Mapping one DB column to two seperate fields using JPA

I'm developing a code generator that have to generate JPA entities from database meta-model files. These model are from home-brewed modeling system which are being used to generate models other than JPA entities.
In these models some fields are mapping back to same database column. But it seems like JPA does not like that very much. When I try to run generated code I get
Exception [EclipseLink-48] (Eclipse Persistence Services - 2.6.0.v20140809-296a69f): org.eclipse.persistence.exceptions.DescriptorException
Exception Description: Multiple writable mappings exist for the field [FACT_INVENT_TRANS_HIST_DM.TRANSACTION_ID]. Only one may be defined as writable, all others must be specified read-only.
Mapping: org.eclipse.persistence.mappings.DirectToFieldMapping[TransactionIdKey-->FACT_INVENT_TRANS_HIST_DM.TRANSACTION_ID]
Descriptor: RelationalDescriptor(InventTransHistFactDM --> [DatabaseTable(FACT_INVENT_TRANS_HIST_DM)])

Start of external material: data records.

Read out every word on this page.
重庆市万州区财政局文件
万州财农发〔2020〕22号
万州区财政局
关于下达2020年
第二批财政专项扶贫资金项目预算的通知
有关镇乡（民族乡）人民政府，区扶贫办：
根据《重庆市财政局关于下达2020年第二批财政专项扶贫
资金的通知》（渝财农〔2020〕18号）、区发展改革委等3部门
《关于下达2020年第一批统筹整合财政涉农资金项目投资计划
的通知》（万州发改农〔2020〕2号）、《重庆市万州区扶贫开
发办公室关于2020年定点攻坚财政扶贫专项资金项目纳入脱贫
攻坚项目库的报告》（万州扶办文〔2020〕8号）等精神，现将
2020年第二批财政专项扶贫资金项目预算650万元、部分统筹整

As I can't change the models only option left is to make one of those fields read-only. And the JPA entities being generated are only used to read data from database it will not used for writing data. Is there a way to mark some fields as read only or tell EclipseLink that these entities are read only so it does not have to worry about the multiple writable mapping.
I tried using EclipseLink's #ReadOnly annotation in all entities but it did not help this issue.

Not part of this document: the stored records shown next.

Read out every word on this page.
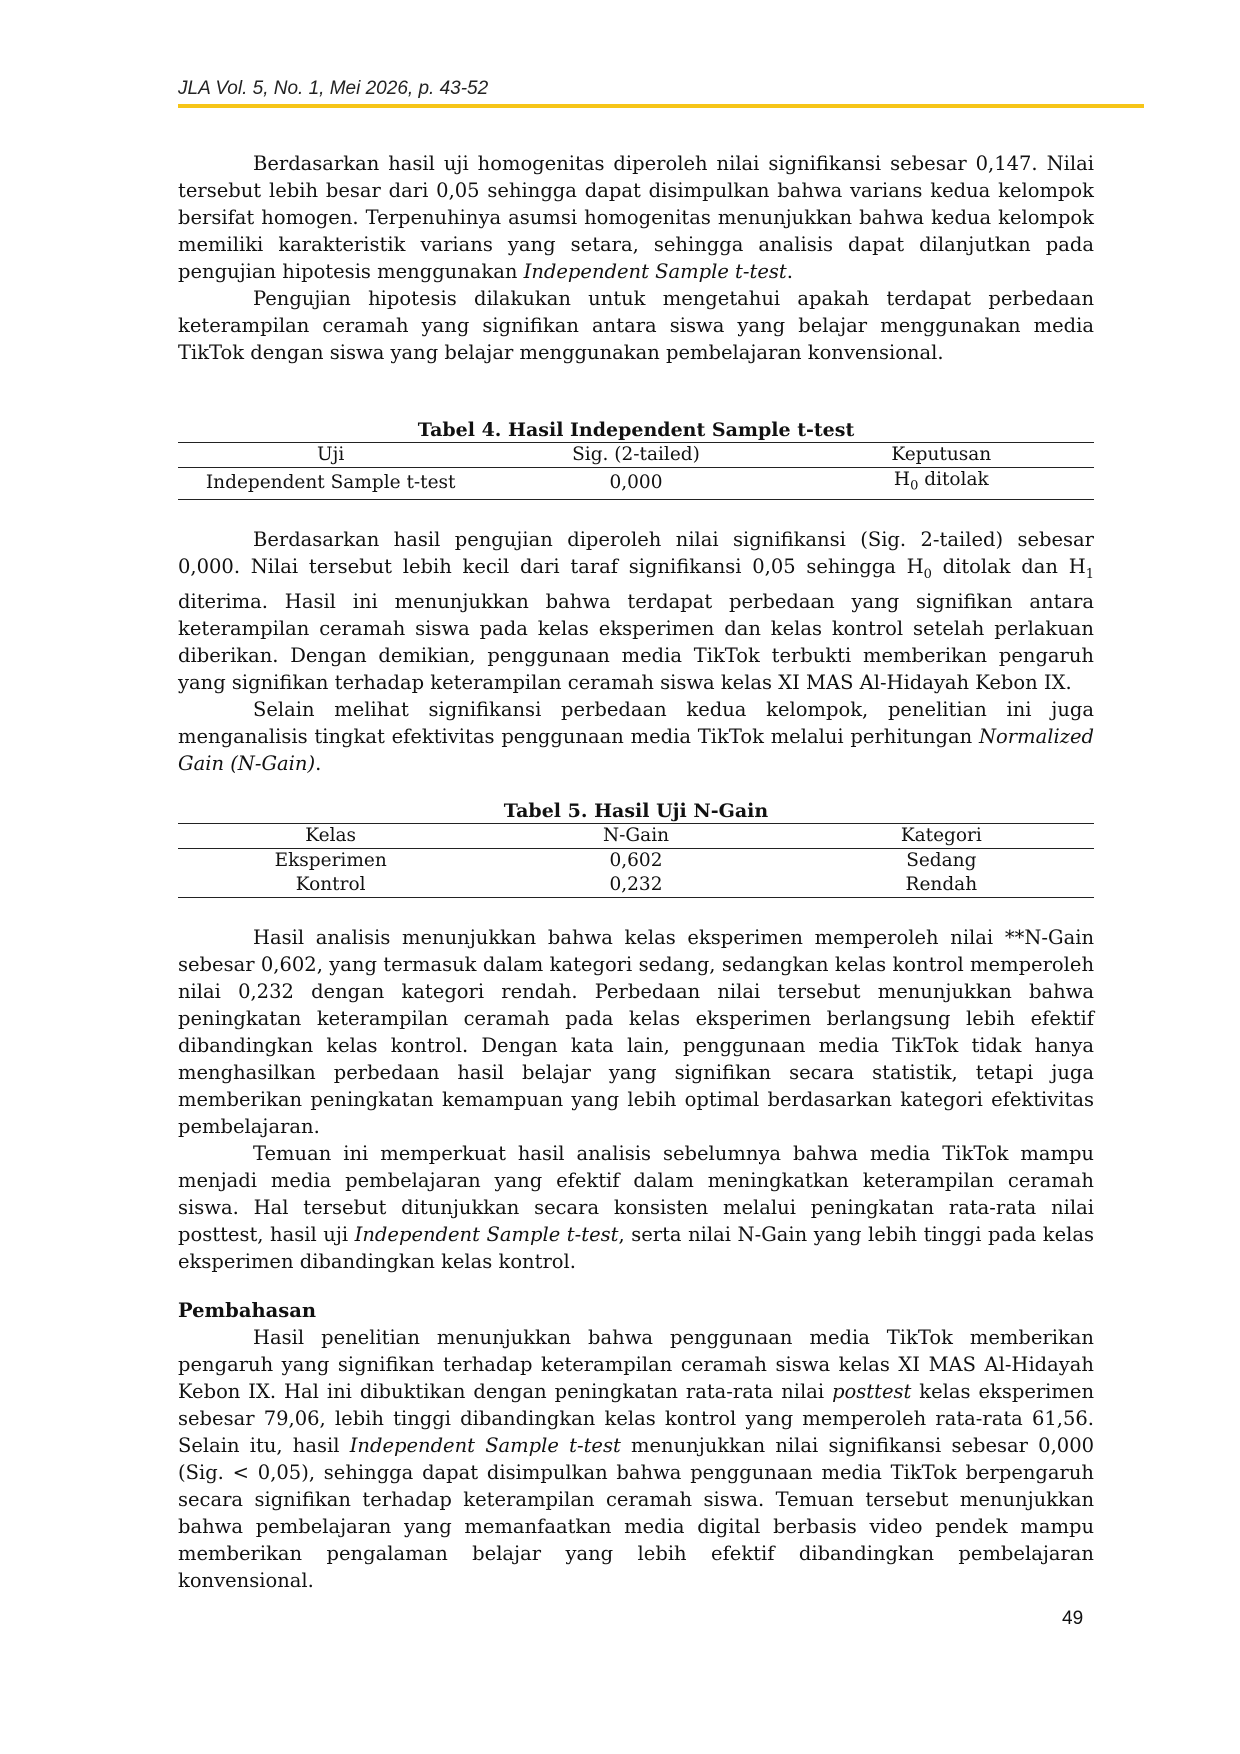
JLA Vol. 5, No. 1, Mei 2026, p. 43-52

Berdasarkan hasil uji homogenitas diperoleh nilai signifikansi sebesar 0,147. Nilai tersebut lebih besar dari 0,05 sehingga dapat disimpulkan bahwa varians kedua kelompok bersifat homogen. Terpenuhinya asumsi homogenitas menunjukkan bahwa kedua kelompok memiliki karakteristik varians yang setara, sehingga analisis dapat dilanjutkan pada pengujian hipotesis menggunakan Independent Sample t-test.

Pengujian hipotesis dilakukan untuk mengetahui apakah terdapat perbedaan keterampilan ceramah yang signifikan antara siswa yang belajar menggunakan media TikTok dengan siswa yang belajar menggunakan pembelajaran konvensional.

Tabel 4. Hasil Independent Sample t-test
Uji	Sig. (2-tailed)	Keputusan
Independent Sample t-test	0,000	$H_0$ ditolak

Berdasarkan hasil pengujian diperoleh nilai signifikansi (Sig. 2-tailed) sebesar 0,000. Nilai tersebut lebih kecil dari taraf signifikansi 0,05 sehingga $H_0$ ditolak dan $H_1$ diterima. Hasil ini menunjukkan bahwa terdapat perbedaan yang signifikan antara keterampilan ceramah siswa pada kelas eksperimen dan kelas kontrol setelah perlakuan diberikan. Dengan demikian, penggunaan media TikTok terbukti memberikan pengaruh yang signifikan terhadap keterampilan ceramah siswa kelas XI MAS Al-Hidayah Kebon IX.

Selain melihat signifikansi perbedaan kedua kelompok, penelitian ini juga menganalisis tingkat efektivitas penggunaan media TikTok melalui perhitungan Normalized Gain (N-Gain).

Tabel 5. Hasil Uji N-Gain
Kelas	N-Gain	Kategori
Eksperimen	0,602	Sedang
Kontrol	0,232	Rendah

Hasil analisis menunjukkan bahwa kelas eksperimen memperoleh nilai **N-Gain sebesar 0,602, yang termasuk dalam kategori sedang, sedangkan kelas kontrol memperoleh nilai 0,232 dengan kategori rendah. Perbedaan nilai tersebut menunjukkan bahwa peningkatan keterampilan ceramah pada kelas eksperimen berlangsung lebih efektif dibandingkan kelas kontrol. Dengan kata lain, penggunaan media TikTok tidak hanya menghasilkan perbedaan hasil belajar yang signifikan secara statistik, tetapi juga memberikan peningkatan kemampuan yang lebih optimal berdasarkan kategori efektivitas pembelajaran.

Temuan ini memperkuat hasil analisis sebelumnya bahwa media TikTok mampu menjadi media pembelajaran yang efektif dalam meningkatkan keterampilan ceramah siswa. Hal tersebut ditunjukkan secara konsisten melalui peningkatan rata-rata nilai posttest, hasil uji Independent Sample t-test, serta nilai N-Gain yang lebih tinggi pada kelas eksperimen dibandingkan kelas kontrol.

Pembahasan

Hasil penelitian menunjukkan bahwa penggunaan media TikTok memberikan pengaruh yang signifikan terhadap keterampilan ceramah siswa kelas XI MAS Al-Hidayah Kebon IX. Hal ini dibuktikan dengan peningkatan rata-rata nilai posttest kelas eksperimen sebesar 79,06, lebih tinggi dibandingkan kelas kontrol yang memperoleh rata-rata 61,56. Selain itu, hasil Independent Sample t-test menunjukkan nilai signifikansi sebesar 0,000 (Sig. < 0,05), sehingga dapat disimpulkan bahwa penggunaan media TikTok berpengaruh secara signifikan terhadap keterampilan ceramah siswa. Temuan tersebut menunjukkan bahwa pembelajaran yang memanfaatkan media digital berbasis video pendek mampu memberikan pengalaman belajar yang lebih efektif dibandingkan pembelajaran konvensional.

49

There is no #ReadOnly in JPA.
There are however attributes "insertable"/"updatable" that you can set against a field via #Column to effectively do the same.
The question may be almost 6 years old, but it's still being found today, so I'd like to address another option:
public class Foobar {
#OneToOne
#JoinColumn(name="SELF_COLUMN_FOO", referencedColumnName = "FOREIGN_COLUMN_TO_JOIN")
public Foo foo;
#OneToOne
#JoinColumn(name="SELF_COLUMN_BAR", referencedColumnName = "FOREIGN_COLUMN_TO_JOIN")
public Bar bar;
}
This can be used where SELF_COLUMN is obviously the relevant column in the Foobar table, and FOREIGN_COLUMN_TO_JOIN would be single key in the other table you wish to join.
This will be useful where you want to have two (or more) attributes in a single class, but only one column to join on the foreign DB table. For example: An Employee may have a home phone number, cell number, and a work phone number. All are mapped to different attributes in the class, but on the database there's a single table of phone numbers and id's, and an identifier column, say VARCHAR(1) with 'H' or 'W' or 'C'. The real example would then be...
Tables:
PHONENUMBERS
PHONENUMBER_ID,
ACTUAL_NUMBER
EMPLOYEE
ID
HOMENUMBER VARCHAR(12),
CELLNUMBER VARCHAR(12),
WORKNUMBER VARCHAR(12)
public class Employee {
#OneToOne
#JoinColumn(name="HOMENUMBER", referencedColumnName = "PHONENUMBER_ID")
public Phone homeNum;
#OneToOne
#JoinColumn(name="CELLNUMBER", referencedColumnName = "PHONENUMBER_ID")
public Phone cellNum;
#OneToOne
#JoinColumn(name="WORKNUMBER", referencedColumnName = "PHONENUMBER_ID")
public Phone workNum;
}
As you can see, this would require multiple columns on the Entity's table, but allows you to reference a foreign key multiple times without throwing the 'Multiple writable mappings exist...' that you showed above. Not a perfect solve, but helpful for those encountering the same problem.